The All Blacks are due to face Italy and Fiji in the July Test window, providing border and quarantine protocols are met by the tourists, before the Rugby Championship is restored to its four-team composition with the return of the Springboks after the British & Irish Lions tour.

New Zealand will be boosted by the return of Beauden Barrett and Brodie Retallick from Japanese sabbaticals, but Foster will no doubt be hoping the recent run of injuries to high-profile All Blacks is curtailed over the coming weeks.

Wallabies coach Dave Rennie doesn’t quite have the same injury concerns following a three-week camp in Sydney this week, with utility Reece Hodge one of the few players set for an extended stint on the sidelines after a clumsy collision at the end of the Rebels’ loss to the Force last Friday.

While the Reds-Brumbies games have been as good – if not better — as those played across the Tasman, there is perhaps not the same week-to-week intensity in Super Rugby AU, a reason why All Blacks scrum-half Smith is keen for the 12-team competition to proceed from 2022.

NZR General Manager Professional Rugby & Performance Chris Lendrum, who indicated to ESPN ahead of last year’s competition that Super Rugby Aotearoa wasn’t being seen as a long-term provincial option, told Country Sport Breakfast he didn’t want to base the recent run of injuries on just two weeks data but admitted he too desired more “balance” for New Zealand’s players.

“We don’t want to read too much into two weeks but we know that playing that standard and intensity of rugby year on year on year is not really sustainable for our players,” Lendrum said.

“As a competition as fans we love it right?
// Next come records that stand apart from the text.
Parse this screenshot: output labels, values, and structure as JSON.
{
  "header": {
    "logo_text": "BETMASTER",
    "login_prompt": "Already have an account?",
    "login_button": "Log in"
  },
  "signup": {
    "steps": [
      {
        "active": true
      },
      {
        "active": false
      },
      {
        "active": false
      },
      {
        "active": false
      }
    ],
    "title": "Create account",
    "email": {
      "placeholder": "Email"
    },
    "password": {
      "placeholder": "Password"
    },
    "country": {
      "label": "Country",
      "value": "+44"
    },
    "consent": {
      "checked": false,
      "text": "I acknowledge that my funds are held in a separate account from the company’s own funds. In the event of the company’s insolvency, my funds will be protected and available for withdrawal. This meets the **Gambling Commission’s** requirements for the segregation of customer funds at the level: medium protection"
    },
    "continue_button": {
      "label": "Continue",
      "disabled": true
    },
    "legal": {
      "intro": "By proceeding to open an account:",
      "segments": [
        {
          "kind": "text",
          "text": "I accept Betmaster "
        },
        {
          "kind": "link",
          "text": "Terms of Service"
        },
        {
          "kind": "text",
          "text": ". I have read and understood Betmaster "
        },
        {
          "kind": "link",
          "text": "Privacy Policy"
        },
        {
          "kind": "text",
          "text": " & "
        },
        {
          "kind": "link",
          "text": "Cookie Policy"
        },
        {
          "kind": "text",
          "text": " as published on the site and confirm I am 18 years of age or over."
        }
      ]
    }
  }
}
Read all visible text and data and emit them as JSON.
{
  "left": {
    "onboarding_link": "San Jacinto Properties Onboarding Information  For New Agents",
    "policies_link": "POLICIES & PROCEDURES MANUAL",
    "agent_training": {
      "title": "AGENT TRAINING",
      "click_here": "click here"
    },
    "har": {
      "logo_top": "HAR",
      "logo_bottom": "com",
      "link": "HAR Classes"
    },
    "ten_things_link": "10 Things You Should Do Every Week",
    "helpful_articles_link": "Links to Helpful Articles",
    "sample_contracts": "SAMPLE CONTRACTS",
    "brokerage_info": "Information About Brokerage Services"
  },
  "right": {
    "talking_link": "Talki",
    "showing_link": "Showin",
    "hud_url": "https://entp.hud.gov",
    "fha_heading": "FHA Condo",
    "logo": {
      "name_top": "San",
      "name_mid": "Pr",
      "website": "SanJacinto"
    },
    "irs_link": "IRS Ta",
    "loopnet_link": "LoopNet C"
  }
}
To see our best against our best every weekend and last weekend two golden point games is brilliant.

“But we’re looking forward to a more balanced programme for those players next year where we have Australian teams in the mix and hopeful these Pasifika teams in the mix, so you’re not watching All Blacks trials every weekend. It will be great variety and I think the players will enjoy that variety as well.”